Is it time for private equity to go public? Many firms are asking themselves this question, as a recent Wall Street Journal article discussed.
Although the article doesn’t mention this, the SEC itself might be inducing this trend. In a previous posting, I discussed how the regulatory agency has set a February 1, 2006 deadline for hedge funds to consider how many investors they have. This is an attempt to close loopholes that regulators fear may open smaller investors – or merely those who are risk averse – from succumbing to the tempting returns provided by some hedge funds (especially when compared to weak mutual fund returns, and unreliable equities).
This regulatory action has spooked the private equity world as they worry that the hedge fund rules will eventually be applied to them. One way to control the outcome is to preempt the SEC by going public.
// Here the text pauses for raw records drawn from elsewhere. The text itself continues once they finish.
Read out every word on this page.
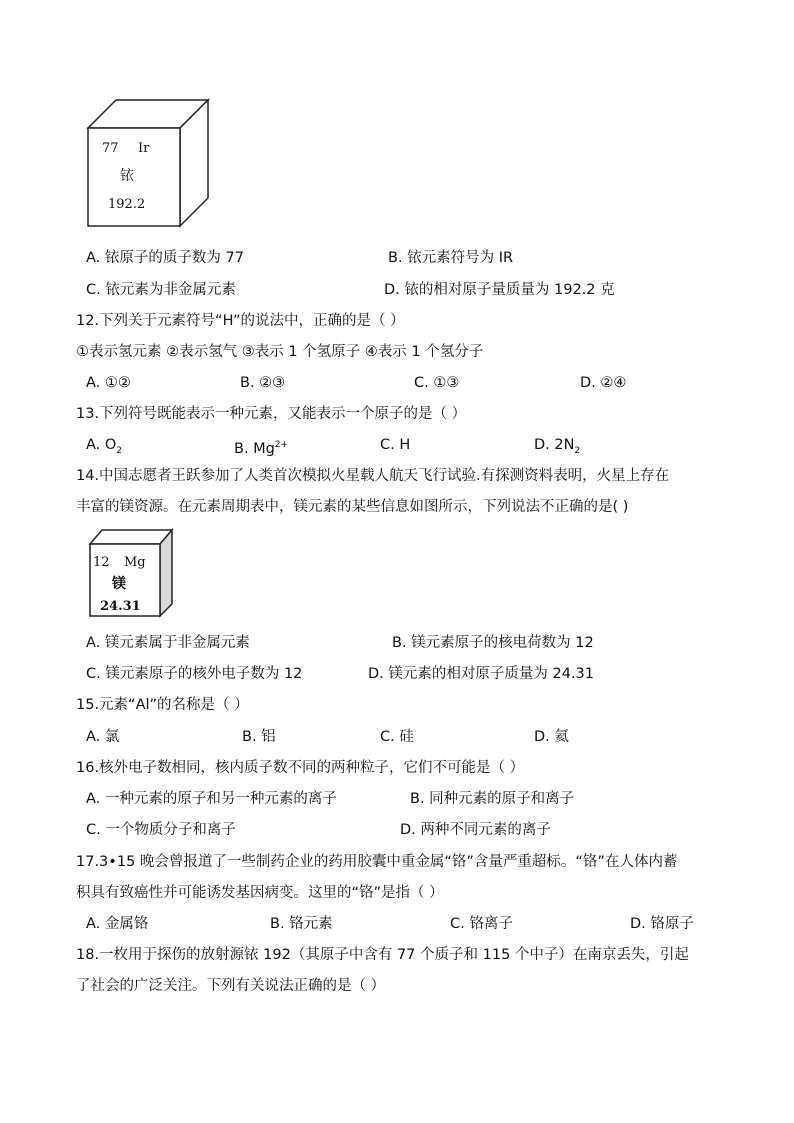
77 Ir
铱
192.2
A. 铱原子的质子数为 77	B. 铱元素符号为 IR
C. 铱元素为非金属元素	D. 铱的相对原子量质量为 192.2 克
12.下列关于元素符号“H”的说法中，正确的是（ ）
①表示氢元素 ②表示氢气 ③表示 1 个氢原子 ④表示 1 个氢分子
A. ①②	B. ②③	C. ①③	D. ②④
13.下列符号既能表示一种元素，又能表示一个原子的是（ ）
A. $O_2$	B. $Mg^{2+}$	C. H	D. $2N_2$
14.中国志愿者王跃参加了人类首次模拟火星载人航天飞行试验.有探测资料表明，火星上存在
丰富的镁资源。在元素周期表中，镁元素的某些信息如图所示，下列说法不正确的是( )
12 Mg
镁
24.31
A. 镁元素属于非金属元素	B. 镁元素原子的核电荷数为 12
C. 镁元素原子的核外电子数为 12	D. 镁元素的相对原子质量为 24.31
15.元素“Al”的名称是（ ）
A. 氯	B. 铝	C. 硅	D. 氦
16.核外电子数相同，核内质子数不同的两种粒子，它们不可能是（ ）
A. 一种元素的原子和另一种元素的离子	B. 同种元素的原子和离子
C. 一个物质分子和离子	D. 两种不同元素的离子
17.3•15 晚会曾报道了一些制药企业的药用胶囊中重金属“铬”含量严重超标。“铬”在人体内蓄
积具有致癌性并可能诱发基因病变。这里的“铬”是指（ ）
A. 金属铬	B. 铬元素	C. 铬离子	D. 铬原子
18.一枚用于探伤的放射源铱 192（其原子中含有 77 个质子和 115 个中子）在南京丢失，引起
了社会的广泛关注。下列有关说法正确的是（ ）
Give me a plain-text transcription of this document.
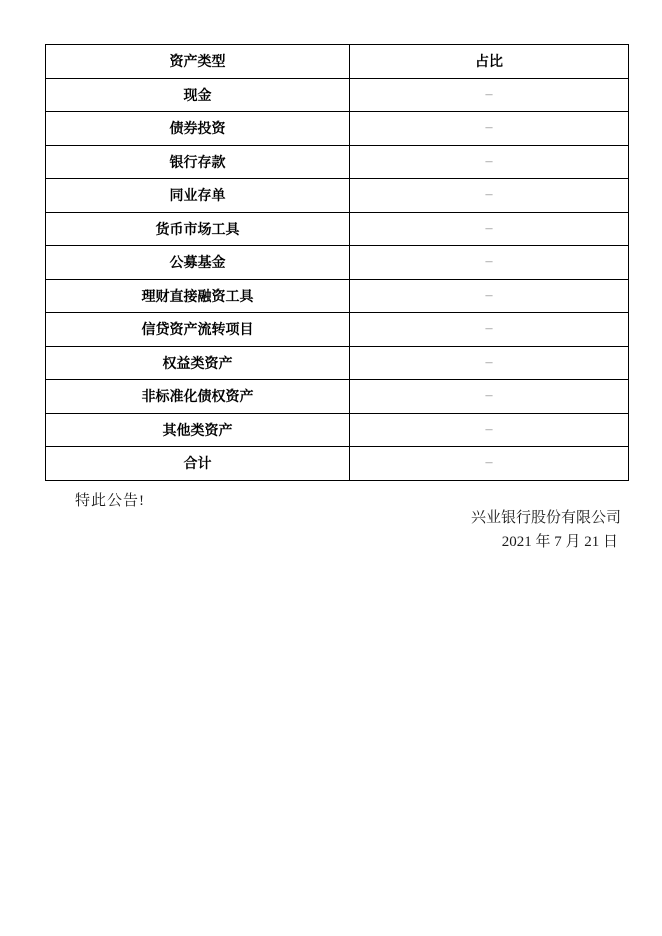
资产类型	占比
现金	–
债券投资	–
银行存款	–
同业存单	–
货币市场工具	–
公募基金	–
理财直接融资工具	–
信贷资产流转项目	–
权益类资产	–
非标准化债权资产	–
其他类资产	–
合计	–
特此公告!
兴业银行股份有限公司
2021 年 7 月 21 日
This would impose new burdens on private equity funds and fund managers (greater disclosure, limited risk taking), but it at least it prevents the SEC from developing more stringent rules.
What’s more, the self-regulatory organizations (the stock exchanges) may be open to negotiation with private equity funds that decide to go public. These are not typical equities, and therefore the SRO’s may see fit to grant certain exemptions. Ultimately, the SEC signs off on the regulatory policies of the SRO’s, but it’s never showed a strong hand in rejecting proposals. Why should anyone worry that it would start in this case?